St. Jude’s Medical, a newly-acquired subsidiary of Abbott Pharmaceutical, was issued a class-2 recall by the FDA for their pacemaker and defibrillator devices. These particular types of pacemakers and defibrillators are placed inside a patient’s chest and administer small shocks of electricity in order to keep the patient’s heart beating properly. Those recalled will either fall under the category of implantable cardioverter defibrillators (ICDs) or cardiac resynchronization therapy defibrillators (CRT-D). They are used to treat chronic, life-threatening conditions, such as ventricular fibrillation and other conditions that affect a person’s heartbeat.
The FDA recall is, essentially, a software update meant to boost the security of the already-implanted medical devices. Physicians are being administered the software by Abbott under order of the FDA. 740,000 different devices have been dispensed to patients that will require the update. (If you or a loved one is implanted with a Saint Jude’s brand pacemaker or defibrillator, then your physician should administer the software update during your next appointment.)
In an effort to reduce invasive procedures, Abbott controls their cardiac devices through radio frequency. This allows one’s doctor to alter the severity and frequency of the shocks without having to even touch the patient. Professionals are concerned, however, that there may be potential cybersecurity issues with the ICDs and CRT-Ds. It is not unthinkable for someone to hack into one’s pacemaker, even with commercial equipment. The hacker could raise or lower the frequency or severity of the shocks to one’s heart or rapidly deplete the device’s battery. Matthew Green, an associate professor of computer science at John Hopkins University, calls this oversight “probably the most impactful vulnerability I’ve ever seen [in a medical device].” Green and other professional believe that those who are vulnerable could be extorted by hackers.
However, there has not been an instance where someone has had their pacemaker manipulated by anyone other than their doctor. The Department of Homeland Security, too, has stated that, while it is possible for one to hack into and control these devices, it would be extremely difficult and require a great deal of expertise.

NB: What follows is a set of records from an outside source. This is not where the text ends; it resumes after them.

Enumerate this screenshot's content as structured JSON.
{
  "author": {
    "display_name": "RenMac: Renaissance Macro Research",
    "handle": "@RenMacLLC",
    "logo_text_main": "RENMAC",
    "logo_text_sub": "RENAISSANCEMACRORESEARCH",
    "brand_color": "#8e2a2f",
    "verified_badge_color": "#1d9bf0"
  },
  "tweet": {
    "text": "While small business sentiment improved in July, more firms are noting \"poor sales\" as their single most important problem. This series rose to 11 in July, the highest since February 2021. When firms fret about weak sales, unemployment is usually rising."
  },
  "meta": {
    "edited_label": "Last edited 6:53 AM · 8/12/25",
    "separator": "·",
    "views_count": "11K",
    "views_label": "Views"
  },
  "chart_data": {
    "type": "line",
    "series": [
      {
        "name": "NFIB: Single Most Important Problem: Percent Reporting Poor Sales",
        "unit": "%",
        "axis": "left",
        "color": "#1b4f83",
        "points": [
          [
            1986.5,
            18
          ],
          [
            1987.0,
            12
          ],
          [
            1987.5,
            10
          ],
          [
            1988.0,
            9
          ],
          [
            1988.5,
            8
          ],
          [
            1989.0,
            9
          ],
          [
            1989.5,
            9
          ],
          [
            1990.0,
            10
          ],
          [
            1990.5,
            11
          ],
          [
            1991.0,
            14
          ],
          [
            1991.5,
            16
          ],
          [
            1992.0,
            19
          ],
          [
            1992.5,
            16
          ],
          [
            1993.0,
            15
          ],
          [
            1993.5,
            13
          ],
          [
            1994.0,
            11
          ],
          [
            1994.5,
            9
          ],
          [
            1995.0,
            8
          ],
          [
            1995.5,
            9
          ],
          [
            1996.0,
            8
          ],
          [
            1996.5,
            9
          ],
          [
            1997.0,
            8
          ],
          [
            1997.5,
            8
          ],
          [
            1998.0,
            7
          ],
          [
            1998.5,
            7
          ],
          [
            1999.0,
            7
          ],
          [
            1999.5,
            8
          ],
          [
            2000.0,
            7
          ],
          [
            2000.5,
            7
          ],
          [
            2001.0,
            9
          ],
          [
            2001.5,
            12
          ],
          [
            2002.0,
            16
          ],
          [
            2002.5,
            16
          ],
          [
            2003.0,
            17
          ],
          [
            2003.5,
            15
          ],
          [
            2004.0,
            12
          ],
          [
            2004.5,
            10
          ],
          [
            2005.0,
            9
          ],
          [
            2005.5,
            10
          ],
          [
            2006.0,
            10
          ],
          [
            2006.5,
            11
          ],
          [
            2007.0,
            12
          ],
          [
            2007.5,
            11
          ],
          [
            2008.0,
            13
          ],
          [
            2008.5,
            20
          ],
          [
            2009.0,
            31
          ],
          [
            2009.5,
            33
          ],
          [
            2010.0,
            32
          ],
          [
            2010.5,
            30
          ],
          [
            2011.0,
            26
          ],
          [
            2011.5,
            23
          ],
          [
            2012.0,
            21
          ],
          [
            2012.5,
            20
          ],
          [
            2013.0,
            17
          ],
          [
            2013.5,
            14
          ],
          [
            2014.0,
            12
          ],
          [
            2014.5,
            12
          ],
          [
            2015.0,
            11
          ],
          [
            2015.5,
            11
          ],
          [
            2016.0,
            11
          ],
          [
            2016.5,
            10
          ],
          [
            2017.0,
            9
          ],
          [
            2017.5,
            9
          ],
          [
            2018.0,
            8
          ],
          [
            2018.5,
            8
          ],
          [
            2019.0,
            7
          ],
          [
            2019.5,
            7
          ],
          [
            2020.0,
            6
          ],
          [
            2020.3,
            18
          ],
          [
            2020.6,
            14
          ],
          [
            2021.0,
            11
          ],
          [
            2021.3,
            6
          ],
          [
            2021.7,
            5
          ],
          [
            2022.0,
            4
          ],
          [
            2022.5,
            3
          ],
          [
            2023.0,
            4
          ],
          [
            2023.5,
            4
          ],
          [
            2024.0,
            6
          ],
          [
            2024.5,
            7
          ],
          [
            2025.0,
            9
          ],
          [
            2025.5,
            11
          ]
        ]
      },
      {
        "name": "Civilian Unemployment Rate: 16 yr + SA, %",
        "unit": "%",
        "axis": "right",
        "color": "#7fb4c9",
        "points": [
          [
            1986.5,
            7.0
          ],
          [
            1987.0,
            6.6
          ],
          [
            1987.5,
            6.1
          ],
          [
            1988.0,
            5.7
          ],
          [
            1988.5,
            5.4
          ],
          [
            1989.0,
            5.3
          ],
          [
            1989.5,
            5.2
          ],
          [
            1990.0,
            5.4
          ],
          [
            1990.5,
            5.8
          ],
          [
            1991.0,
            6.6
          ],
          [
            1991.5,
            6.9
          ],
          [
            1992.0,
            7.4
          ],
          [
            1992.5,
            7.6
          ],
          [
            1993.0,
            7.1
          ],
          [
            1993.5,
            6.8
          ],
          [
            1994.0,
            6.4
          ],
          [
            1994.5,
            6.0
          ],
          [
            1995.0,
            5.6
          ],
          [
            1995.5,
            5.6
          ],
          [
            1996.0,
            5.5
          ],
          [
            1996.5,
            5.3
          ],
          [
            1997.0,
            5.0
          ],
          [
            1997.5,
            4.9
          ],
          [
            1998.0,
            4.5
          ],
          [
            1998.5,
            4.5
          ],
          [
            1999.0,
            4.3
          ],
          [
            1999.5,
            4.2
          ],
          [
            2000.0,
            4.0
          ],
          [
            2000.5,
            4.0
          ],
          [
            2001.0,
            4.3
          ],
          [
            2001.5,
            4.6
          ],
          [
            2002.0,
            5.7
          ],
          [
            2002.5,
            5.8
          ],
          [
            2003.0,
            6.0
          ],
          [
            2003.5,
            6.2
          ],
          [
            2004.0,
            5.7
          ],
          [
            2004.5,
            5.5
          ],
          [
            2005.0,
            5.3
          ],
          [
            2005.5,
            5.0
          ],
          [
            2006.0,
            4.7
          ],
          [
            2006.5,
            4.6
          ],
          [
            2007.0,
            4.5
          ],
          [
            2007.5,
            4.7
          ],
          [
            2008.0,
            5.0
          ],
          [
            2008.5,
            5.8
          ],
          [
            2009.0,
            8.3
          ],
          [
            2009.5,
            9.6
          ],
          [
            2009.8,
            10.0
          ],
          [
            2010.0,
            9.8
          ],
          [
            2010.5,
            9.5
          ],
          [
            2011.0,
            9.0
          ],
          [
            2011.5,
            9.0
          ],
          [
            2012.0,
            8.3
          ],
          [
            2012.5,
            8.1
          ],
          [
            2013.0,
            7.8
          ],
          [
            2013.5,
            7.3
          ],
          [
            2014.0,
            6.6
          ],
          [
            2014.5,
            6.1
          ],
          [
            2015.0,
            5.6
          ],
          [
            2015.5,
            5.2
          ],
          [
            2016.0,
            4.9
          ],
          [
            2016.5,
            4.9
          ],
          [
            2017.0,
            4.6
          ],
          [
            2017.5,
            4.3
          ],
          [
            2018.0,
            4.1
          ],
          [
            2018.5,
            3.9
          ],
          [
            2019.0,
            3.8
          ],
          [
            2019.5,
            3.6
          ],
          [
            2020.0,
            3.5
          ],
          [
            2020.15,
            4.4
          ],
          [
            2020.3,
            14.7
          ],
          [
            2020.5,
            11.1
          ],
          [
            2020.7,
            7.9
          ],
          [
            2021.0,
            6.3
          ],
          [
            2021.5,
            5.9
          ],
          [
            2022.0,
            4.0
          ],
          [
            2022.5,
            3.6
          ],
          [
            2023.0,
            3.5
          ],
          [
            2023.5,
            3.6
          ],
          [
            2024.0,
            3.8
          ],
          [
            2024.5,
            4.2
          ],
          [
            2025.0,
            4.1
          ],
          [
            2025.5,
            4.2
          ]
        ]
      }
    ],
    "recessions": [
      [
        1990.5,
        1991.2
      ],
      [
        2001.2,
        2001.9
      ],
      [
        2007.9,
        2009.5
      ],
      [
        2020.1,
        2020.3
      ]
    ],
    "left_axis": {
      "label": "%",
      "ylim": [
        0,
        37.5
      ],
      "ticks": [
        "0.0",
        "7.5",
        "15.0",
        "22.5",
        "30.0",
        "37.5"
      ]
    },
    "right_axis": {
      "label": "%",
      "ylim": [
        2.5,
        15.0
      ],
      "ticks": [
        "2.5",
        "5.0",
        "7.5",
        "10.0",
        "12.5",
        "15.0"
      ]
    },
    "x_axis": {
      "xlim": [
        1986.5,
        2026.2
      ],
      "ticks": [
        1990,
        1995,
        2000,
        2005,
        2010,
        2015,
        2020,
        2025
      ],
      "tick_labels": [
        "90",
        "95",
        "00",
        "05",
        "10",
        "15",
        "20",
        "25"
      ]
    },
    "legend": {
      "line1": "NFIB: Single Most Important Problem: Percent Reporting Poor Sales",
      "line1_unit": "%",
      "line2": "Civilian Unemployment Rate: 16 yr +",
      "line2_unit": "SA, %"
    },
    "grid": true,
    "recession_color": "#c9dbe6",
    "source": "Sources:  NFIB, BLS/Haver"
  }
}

For more information and specific devices that have been recalled by the FDA, check on the Minnesota Star Tribune article on St. Jude [HERE].
The FDA is preemptively trying to eliminate such threats from other medical appliances that use radio frequencies. Earlier this April, the FDA announced a comprehensive plan to combat cybersecurity threats to the medical industry. Titled the Medical Device Safety Action Plan, new devices would be equipped with software/firmware that would allow them to be updated at will by the FDA. This would allow them to be renovated as the technology and threats change on an ongoing basis. In tandem, the FDA has requested to fund a CyberMe. Safety Analysis Board for the 2019 fiscal year. This new board would be specifically formed to scrutinize cybersecurity safety risks in new and existing medical devices. Interestingly, the board will be formed via a public-private partnership, with industry experts taking part in the design of the software.